November 10, 2010

Returning to the Novel -- Layoffs are Not Recommended

A layoff of over three months has made my return to my novel a thoroughly distressing challenge. In fact, I'm getting the feeling this may be a bit of a start over.

The hiatus was not intentional. Parenting challenges, a move across the country -- were the biggest culprits of my gentle sliding away. But my own shortcomings also played a role.

Shortcomings that have become more evident as I revisit my manuscript and begin to make decisions on how to proceed.

A re-read of my current work and I'm more than pleased with the writing style, the sense of flow, the way characters interact within their environment. They seem to be uniquely individual, well-textured, and believable -- at least to my limited understanding of character. And most of all the dialog is tight, accurate in the way it should be with such characters.
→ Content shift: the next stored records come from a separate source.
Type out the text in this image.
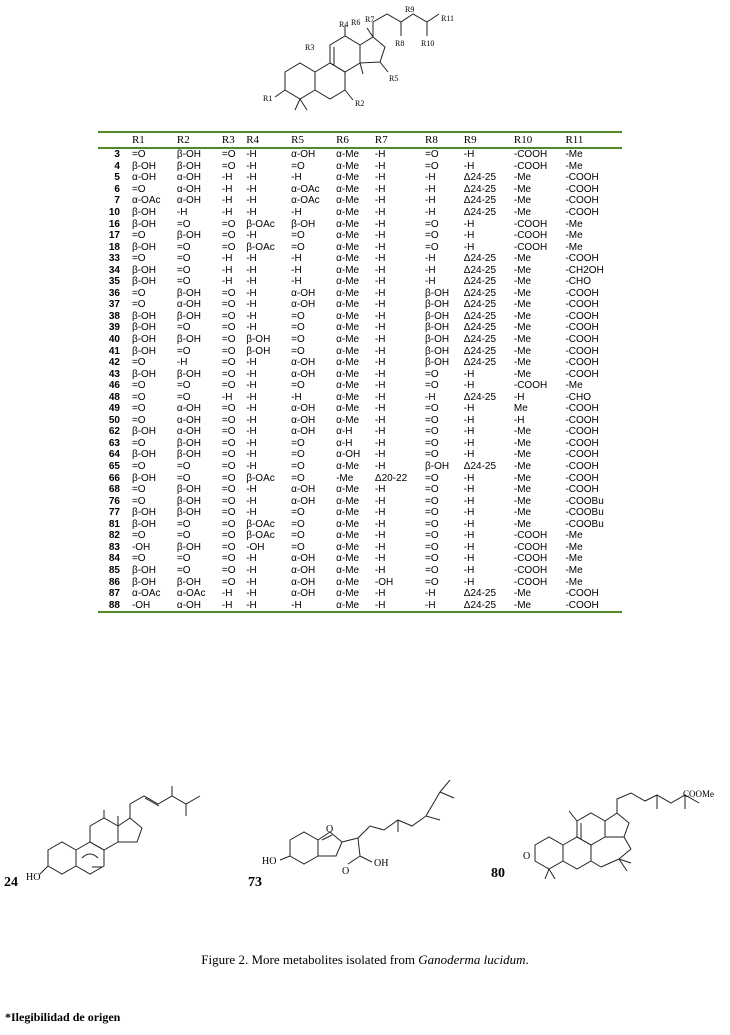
R1
R2
R3
R4
R5
R6 R7
R8
R9
R10
R11
	R1	R2	R3	R4	R5	R6	R7	R8	R9	R10	R11
3	=O	β-OH	=O	-H	α-OH	α-Me	-H	=O	-H	-COOH	-Me
4	β-OH	β-OH	=O	-H	=O	α-Me	-H	=O	-H	-COOH	-Me
5	α-OH	α-OH	-H	-H	-H	α-Me	-H	-H	Δ24-25	-Me	-COOH
6	=O	α-OH	-H	-H	α-OAc	α-Me	-H	-H	Δ24-25	-Me	-COOH
7	α-OAc	α-OH	-H	-H	α-OAc	α-Me	-H	-H	Δ24-25	-Me	-COOH
10	β-OH	-H	-H	-H	-H	α-Me	-H	-H	Δ24-25	-Me	-COOH
16	β-OH	=O	=O	β-OAc	β-OH	α-Me	-H	=O	-H	-COOH	-Me
17	=O	β-OH	=O	-H	=O	α-Me	-H	=O	-H	-COOH	-Me
18	β-OH	=O	=O	β-OAc	=O	α-Me	-H	=O	-H	-COOH	-Me
33	=O	=O	-H	-H	-H	α-Me	-H	-H	Δ24-25	-Me	-COOH
34	β-OH	=O	-H	-H	-H	α-Me	-H	-H	Δ24-25	-Me	-CH2OH
35	β-OH	=O	-H	-H	-H	α-Me	-H	-H	Δ24-25	-Me	-CHO
36	=O	β-OH	=O	-H	α-OH	α-Me	-H	β-OH	Δ24-25	-Me	-COOH
37	=O	α-OH	=O	-H	α-OH	α-Me	-H	β-OH	Δ24-25	-Me	-COOH
38	β-OH	β-OH	=O	-H	=O	α-Me	-H	β-OH	Δ24-25	-Me	-COOH
39	β-OH	=O	=O	-H	=O	α-Me	-H	β-OH	Δ24-25	-Me	-COOH
40	β-OH	β-OH	=O	β-OH	=O	α-Me	-H	β-OH	Δ24-25	-Me	-COOH
41	β-OH	=O	=O	β-OH	=O	α-Me	-H	β-OH	Δ24-25	-Me	-COOH
42	=O	-H	=O	-H	α-OH	α-Me	-H	β-OH	Δ24-25	-Me	-COOH
43	β-OH	β-OH	=O	-H	α-OH	α-Me	-H	=O	-H	-Me	-COOH
46	=O	=O	=O	-H	=O	α-Me	-H	=O	-H	-COOH	-Me
48	=O	=O	-H	-H	-H	α-Me	-H	-H	Δ24-25	-H	-CHO
49	=O	α-OH	=O	-H	α-OH	α-Me	-H	=O	-H	Me	-COOH
50	=O	α-OH	=O	-H	α-OH	α-Me	-H	=O	-H	-H	-COOH
62	β-OH	α-OH	=O	-H	α-OH	α-H	-H	=O	-H	-Me	-COOH
63	=O	β-OH	=O	-H	=O	α-H	-H	=O	-H	-Me	-COOH
64	β-OH	β-OH	=O	-H	=O	α-OH	-H	=O	-H	-Me	-COOH
65	=O	=O	=O	-H	=O	α-Me	-H	β-OH	Δ24-25	-Me	-COOH
66	β-OH	=O	=O	β-OAc	=O	-Me	Δ20-22	=O	-H	-Me	-COOH
68	=O	β-OH	=O	-H	α-OH	α-Me	-H	=O	-H	-Me	-COOH
76	=O	β-OH	=O	-H	α-OH	α-Me	-H	=O	-H	-Me	-COOBu
77	β-OH	β-OH	=O	-H	=O	α-Me	-H	=O	-H	-Me	-COOBu
81	β-OH	=O	=O	β-OAc	=O	α-Me	-H	=O	-H	-Me	-COOBu
82	=O	=O	=O	β-OAc	=O	α-Me	-H	=O	-H	-COOH	-Me
83	-OH	β-OH	=O	-OH	=O	α-Me	-H	=O	-H	-COOH	-Me
84	=O	=O	=O	-H	α-OH	α-Me	-H	=O	-H	-COOH	-Me
85	β-OH	=O	=O	-H	α-OH	α-Me	-H	=O	-H	-COOH	-Me
86	β-OH	β-OH	=O	-H	α-OH	α-Me	-OH	=O	-H	-COOH	-Me
87	α-OAc	α-OAc	-H	-H	α-OH	α-Me	-H	-H	Δ24-25	-Me	-COOH
88	-OH	α-OH	-H	-H	-H	α-Me	-H	-H	Δ24-25	-Me	-COOH
24 HO	73
HO	OH
O
O	80
O
COOMe
Figure 2. More metabolites isolated from Ganoderma lucidum.
*Ilegibilidad de origen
About three quarters of the way through the 180+ pages, I begin to notice a change in the writing. The story, initially a drama on how a perceived indiscretion in a small town unravels the worlds -- in unpleasant fashion -- for all involved, begins to tear away to functional character responses that show a careless hand. The motivations too obvious, too easily explained away by simplistic morality.

I think I was aware of this three months ago, and rather than attack it headstrong and nip the problem in the bud, I let it bleed away silently -- focused more on word count. When it got to a sticking point that I couldn't easily correct, I shelved it amidst the current personal circumstances that were also taking up so much time.
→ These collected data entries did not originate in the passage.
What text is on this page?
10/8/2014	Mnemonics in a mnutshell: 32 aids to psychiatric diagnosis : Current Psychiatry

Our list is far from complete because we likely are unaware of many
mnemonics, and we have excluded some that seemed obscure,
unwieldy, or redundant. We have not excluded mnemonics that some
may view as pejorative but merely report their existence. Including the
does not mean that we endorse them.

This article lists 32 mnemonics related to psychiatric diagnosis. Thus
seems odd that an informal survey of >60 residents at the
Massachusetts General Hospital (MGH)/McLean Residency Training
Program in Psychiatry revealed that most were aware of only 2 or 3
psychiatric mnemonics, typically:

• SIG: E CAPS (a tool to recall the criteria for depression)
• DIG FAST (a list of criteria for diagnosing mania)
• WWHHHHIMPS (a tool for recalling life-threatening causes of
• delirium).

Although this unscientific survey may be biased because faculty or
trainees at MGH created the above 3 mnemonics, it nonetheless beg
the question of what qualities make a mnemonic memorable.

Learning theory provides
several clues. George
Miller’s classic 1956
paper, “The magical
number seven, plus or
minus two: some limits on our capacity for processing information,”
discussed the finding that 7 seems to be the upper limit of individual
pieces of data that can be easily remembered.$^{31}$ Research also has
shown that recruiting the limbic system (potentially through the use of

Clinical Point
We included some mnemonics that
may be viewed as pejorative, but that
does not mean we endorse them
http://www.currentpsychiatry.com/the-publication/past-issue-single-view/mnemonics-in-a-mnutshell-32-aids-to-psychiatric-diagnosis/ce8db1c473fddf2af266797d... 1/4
And of course, returning to the work now is like revisiting it for the first time. My mental processes miles away from where they were when I first started. I've even forgotten a few character names and what their role(s) are in the overall plot.
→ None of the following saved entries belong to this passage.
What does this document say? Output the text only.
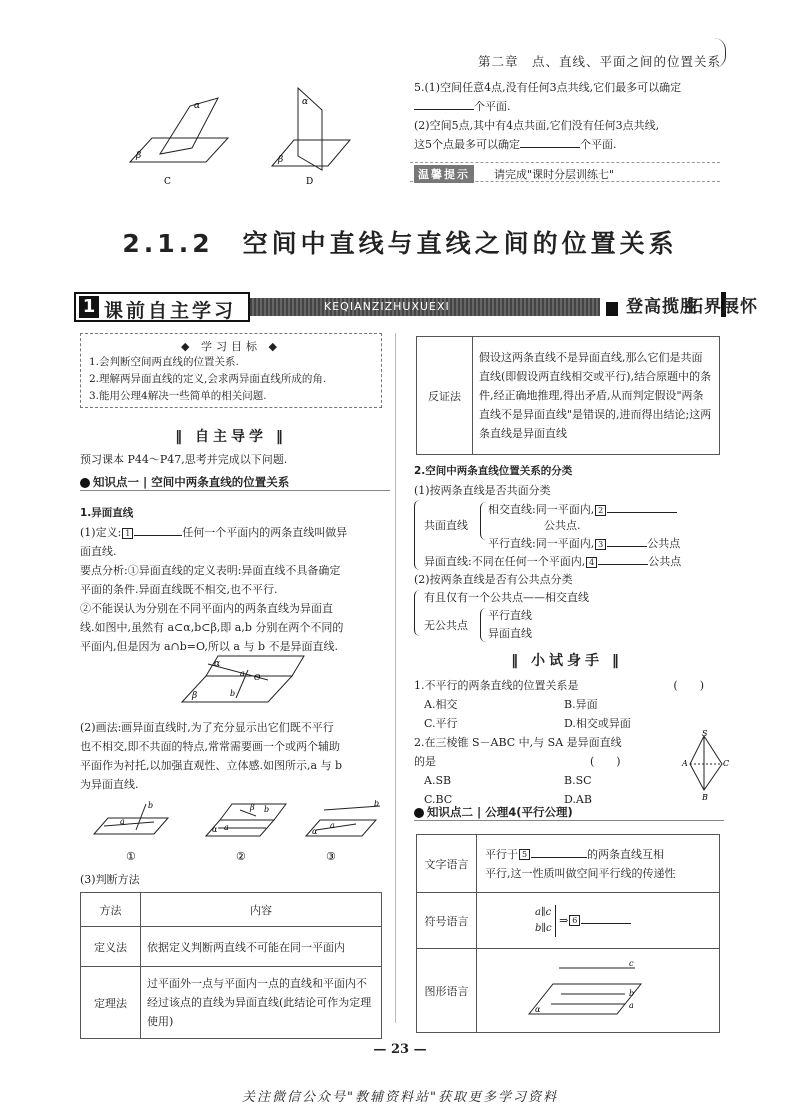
第二章　点、直线、平面之间的位置关系
α
β
C
α
β
D
5.(1)空间任意4点,没有任何3点共线,它们最多可以确定
个平面.
(2)空间5点,其中有4点共面,它们没有任何3点共线,
这5个点最多可以确定	个平面.
温馨提示	请完成"课时分层训练七"
2.1.2　空间中直线与直线之间的位置关系
1 课前自主学习	KEQIANZIZHUXUEXI	登高揽胜
拓界展怀
◆ 学习目标 ◆
1.会判断空间两直线的位置关系.
2.理解两异面直线的定义,会求两异面直线所成的角.
3.能用公理4解决一些简单的相关问题.
‖ 自主导学 ‖
预习课本 P44～P47,思考并完成以下问题.
知识点一 | 空间中两条直线的位置关系
1.异面直线
(1)定义: 1	任何一个平面内的两条直线叫做异
面直线.
要点分析:①异面直线的定义表明:异面直线不具备确定
平面的条件.异面直线既不相交,也不平行.
②不能误认为分别在不同平面内的两条直线为异面直
线.如图中,虽然有 a⊂α,b⊂β,即 a,b 分别在两个不同的
平面内,但是因为 a∩b=O,所以 a 与 b 不是异面直线.
α
β
a
b
O
(2)画法:画异面直线时,为了充分显示出它们既不平行
也不相交,即不共面的特点,常常需要画一个或两个辅助
平面作为衬托,以加强直观性、立体感.如图所示,a 与 b
为异面直线.
a
b
①
α
β
a
b
②
α
a
b
③
(3)判断方法
方法	内容
定义法	依据定义判断两直线不可能在同一平面内
定理法	过平面外一点与平面内一点的直线和平面内不经过该点的直线为异面直线(此结论可作为定理使用)
反证法	假设这两条直线不是异面直线,那么它们是共面直线(即假设两直线相交或平行),结合原题中的条件,经正确地推理,得出矛盾,从而判定假设"两条直线不是异面直线"是错误的,进而得出结论;这两条直线是异面直线
2.空间中两条直线位置关系的分类
(1)按两条直线是否共面分类
共面直线
相交直线:同一平面内, 2
公共点.
平行直线:同一平面内, 3	公共点
异面直线:不同在任何一个平面内, 4	公共点
(2)按两条直线是否有公共点分类
有且仅有一个公共点——相交直线
无公共点
平行直线
异面直线
‖ 小试身手 ‖
1.不平行的两条直线的位置关系是	(　　)
A.相交	B.异面
C.平行	D.相交或异面
2.在三棱锥 S－ABC 中,与 SA 是异面直线
的是	(　　)
A.SB	B.SC
C.BC	D.AB
S
A	C
B
知识点二 | 公理4(平行公理)
文字语言	平行于 5 的两条直线互相
平行,这一性质叫做空间平行线的传递性

符号语言	a∥c
b∥c
⇒ 6
图形语言	c
b
a
α
— 23 —
关注微信公众号"教辅资料站"获取更多学习资料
But maybe this is a good thing. An element of objectivity comes with a substantial layoff. I'm more ruthless with my decisions -- and the fact I noticed the narrative's complacency at all is promising. I'm not convinced I would have noticed the problem to its fullest extent three months ago.

So this week the grind begins again. My daughter is in preschool 3 days a week -- which should mean three days of steady writing. Progress be damned. It's not Giller Prize material -- yet.

Unless I keep wasting time with blog posts like this, of course.

3 comments:

Sam said...

Good for you, man. Nothin' to it but to do it.

Harry Tournemille said...

Thanks, Samuel. What's the latest on your work?

Sam said...

Finished it, entered it in a contest, thinking about sending it to some agents now. Started the second one. Feeling very positive about the whole experience.